Syrie : la situation humanitaire ne cesse de se détériorer [en]

SITUATION HUMANITAIRE EN SYRIE

INTERVENTION DE M. NICOLAS DE RIVIÈRE, REPRÉSENTANT PERMANENT DE LA FRANCE AUPRES DES NATIONS UNIES

AU CONSEIL DE SECURITE

New York, le 29 juillet 2020

Merci Monsieur le Président.

Je tiens tout d’abord à remercier Mark Lowcock et Amany Qaddour pour leurs présentations.

Vous l’avez souligné, la situation humanitaire ne cesse de se détériorer en Syrie. La pandémie de COVID-19, la hausse de l’insécurité alimentaire et la crise économique résultant de la corruption et d’une gestion désastreuse par le régime accroissent chaque jour les besoins humanitaires.

La priorité absolue doit être la mise en place d’une cessation immédiate des hostilités et d’une pause humanitaire, conformément à la résolution 2532 et à l’appel du Secrétaire Général. Cela est d’autant plus indispensable que la pandémie se propage, y compris dans le Nord-Ouest où la trêve russo-turque reste fragile. A cet égard, nous condamnons les attentats meurtriers des 20 et 26 juillet à proximité d’Azaz et à Ras al Ain.
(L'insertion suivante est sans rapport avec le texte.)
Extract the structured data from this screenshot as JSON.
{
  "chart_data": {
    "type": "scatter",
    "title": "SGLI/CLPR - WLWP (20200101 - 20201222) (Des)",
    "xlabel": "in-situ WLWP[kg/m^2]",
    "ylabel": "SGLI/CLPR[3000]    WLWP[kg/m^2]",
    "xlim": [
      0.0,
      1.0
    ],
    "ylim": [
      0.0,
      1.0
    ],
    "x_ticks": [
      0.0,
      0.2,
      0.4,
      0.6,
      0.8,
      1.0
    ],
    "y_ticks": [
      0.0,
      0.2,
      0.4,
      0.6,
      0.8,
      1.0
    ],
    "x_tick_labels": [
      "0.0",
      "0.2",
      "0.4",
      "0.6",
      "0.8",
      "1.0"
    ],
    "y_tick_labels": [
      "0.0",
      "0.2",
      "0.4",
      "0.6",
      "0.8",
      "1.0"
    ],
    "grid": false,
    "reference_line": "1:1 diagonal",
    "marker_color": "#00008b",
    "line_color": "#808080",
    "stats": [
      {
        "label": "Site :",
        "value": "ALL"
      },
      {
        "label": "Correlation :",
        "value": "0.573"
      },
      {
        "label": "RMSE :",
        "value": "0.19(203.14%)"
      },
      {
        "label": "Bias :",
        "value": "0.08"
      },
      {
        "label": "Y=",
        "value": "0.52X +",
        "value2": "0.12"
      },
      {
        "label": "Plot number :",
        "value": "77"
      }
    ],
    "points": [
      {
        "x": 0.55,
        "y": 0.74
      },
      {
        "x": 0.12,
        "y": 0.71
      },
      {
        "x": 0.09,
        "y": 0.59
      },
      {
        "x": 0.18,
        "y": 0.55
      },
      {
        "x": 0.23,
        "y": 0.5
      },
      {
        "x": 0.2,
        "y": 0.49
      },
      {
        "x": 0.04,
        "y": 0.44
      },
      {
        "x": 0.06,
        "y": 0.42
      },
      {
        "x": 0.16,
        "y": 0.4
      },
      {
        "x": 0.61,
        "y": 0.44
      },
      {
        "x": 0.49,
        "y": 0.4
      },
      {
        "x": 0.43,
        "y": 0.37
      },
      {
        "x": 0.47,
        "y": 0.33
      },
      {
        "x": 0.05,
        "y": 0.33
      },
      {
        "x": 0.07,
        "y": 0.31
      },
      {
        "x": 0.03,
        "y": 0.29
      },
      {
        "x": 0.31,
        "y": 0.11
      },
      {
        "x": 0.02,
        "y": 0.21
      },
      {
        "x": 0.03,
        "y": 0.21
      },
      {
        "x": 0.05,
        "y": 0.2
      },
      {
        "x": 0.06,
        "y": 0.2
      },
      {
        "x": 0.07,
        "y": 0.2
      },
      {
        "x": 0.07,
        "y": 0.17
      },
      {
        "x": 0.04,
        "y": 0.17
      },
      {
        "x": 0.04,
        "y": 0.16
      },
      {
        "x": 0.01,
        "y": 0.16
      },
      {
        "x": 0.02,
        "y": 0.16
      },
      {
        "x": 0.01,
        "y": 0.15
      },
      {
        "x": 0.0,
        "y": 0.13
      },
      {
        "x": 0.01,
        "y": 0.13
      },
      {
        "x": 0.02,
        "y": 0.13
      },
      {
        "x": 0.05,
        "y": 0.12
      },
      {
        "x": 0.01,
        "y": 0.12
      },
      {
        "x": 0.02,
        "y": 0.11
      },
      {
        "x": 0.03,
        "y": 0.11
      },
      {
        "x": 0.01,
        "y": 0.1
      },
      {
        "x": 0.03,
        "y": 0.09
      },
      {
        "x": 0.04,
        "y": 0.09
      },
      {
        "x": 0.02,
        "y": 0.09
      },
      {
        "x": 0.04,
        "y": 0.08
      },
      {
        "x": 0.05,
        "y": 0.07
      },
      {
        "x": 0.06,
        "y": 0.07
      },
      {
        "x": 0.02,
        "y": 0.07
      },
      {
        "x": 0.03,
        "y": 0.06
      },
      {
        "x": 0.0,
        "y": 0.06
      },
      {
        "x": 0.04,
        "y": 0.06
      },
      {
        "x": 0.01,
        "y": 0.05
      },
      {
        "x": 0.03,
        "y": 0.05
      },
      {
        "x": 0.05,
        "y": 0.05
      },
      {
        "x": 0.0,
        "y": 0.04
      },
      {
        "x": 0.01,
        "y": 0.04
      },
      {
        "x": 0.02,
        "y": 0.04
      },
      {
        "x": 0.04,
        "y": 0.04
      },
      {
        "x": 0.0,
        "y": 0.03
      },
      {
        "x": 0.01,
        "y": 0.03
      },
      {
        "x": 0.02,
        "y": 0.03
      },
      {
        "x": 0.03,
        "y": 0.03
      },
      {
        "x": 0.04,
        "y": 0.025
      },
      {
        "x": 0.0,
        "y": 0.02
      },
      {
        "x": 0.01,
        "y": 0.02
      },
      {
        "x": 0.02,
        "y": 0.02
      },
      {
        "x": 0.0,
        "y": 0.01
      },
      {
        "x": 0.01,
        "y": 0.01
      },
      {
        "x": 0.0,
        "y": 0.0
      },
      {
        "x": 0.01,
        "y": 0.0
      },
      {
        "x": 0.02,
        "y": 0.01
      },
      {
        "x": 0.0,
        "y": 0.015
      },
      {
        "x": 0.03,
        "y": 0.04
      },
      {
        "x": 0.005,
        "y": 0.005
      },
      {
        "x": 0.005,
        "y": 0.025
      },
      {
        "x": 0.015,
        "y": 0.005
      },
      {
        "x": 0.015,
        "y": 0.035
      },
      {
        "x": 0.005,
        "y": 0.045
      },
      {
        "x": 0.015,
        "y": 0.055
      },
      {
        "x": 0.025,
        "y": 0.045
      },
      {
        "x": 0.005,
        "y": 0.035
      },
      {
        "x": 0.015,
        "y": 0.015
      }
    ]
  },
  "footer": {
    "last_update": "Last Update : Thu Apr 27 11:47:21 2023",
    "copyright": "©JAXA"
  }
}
Le respect du droit international humanitaire n’est pas négociable : c’est une obligation qui s’impose à toutes les parties. Je pense en particulier à la protection des civils ainsi que des infrastructures civiles. La France continuera d’apporter son plein soutien aux mécanismes de lutte contre l’impunité.

Toutes les parties, en particulier le régime syrien, doivent garantir l’accès humanitaire. La France regrette la fermeture du point de passage de Bab al Salam, qui constituait un accès vital pour 1,3 million de personnes dans la région d’Alep. Nous regrettons également l’absence de consensus au sein de ce Conseil pour rouvrir le point d’al-Yaroubiyah, alors même que la propagation de la pandémie rend encore plus indispensable l’acheminement d’aide médicale dans le Nord-Est. La politisation de l’aide humanitaire en Syrie est inacceptable. L’aide « crossline » est largement insuffisante pour répondre aux besoins. Elle n’offre aucune des garanties nécessaires d’impartialité et de transparence.

L’Union européenne et ses Etats membres, dont la mobilisation financière représente 70% des engagements pris à la conférence Bruxelles IV, resteront exigeants quant à l’application des principes humanitaires de neutralité, d’impartialité et d’indépendance et du document « principes et paramètres » défini par les Nations Unies, afin d’apporter les garanties nécessaires à la mise en œuvre de l’assistance apportée aux populations dans le besoin en Syrie.

Enfin, je tiens à rappeler que tant qu’un processus politique crédible conforme à la résolution 2254 ne sera pas fermement engagé, la France et l’Union européenne ne financeront pas la reconstruction. Nos positions sur la levée des sanctions et la normalisation demeurent également inchangées. Ne nous laissons pas tromper par la fable du régime : la crise économique en Syrie résulte de la destruction par le régime de son propre pays. Les sanctions européennes sont ciblées : elles visent des individus et des entités qui participent à la répression et profitent des retombées du conflit. Elles prévoient des dispositifs solides pour préserver l’acheminement de l’aide humanitaire et médicale. Cette instrumentalisation de la question des sanctions est tout à fait inacceptable.

Je vous remercie Monsieur le Président.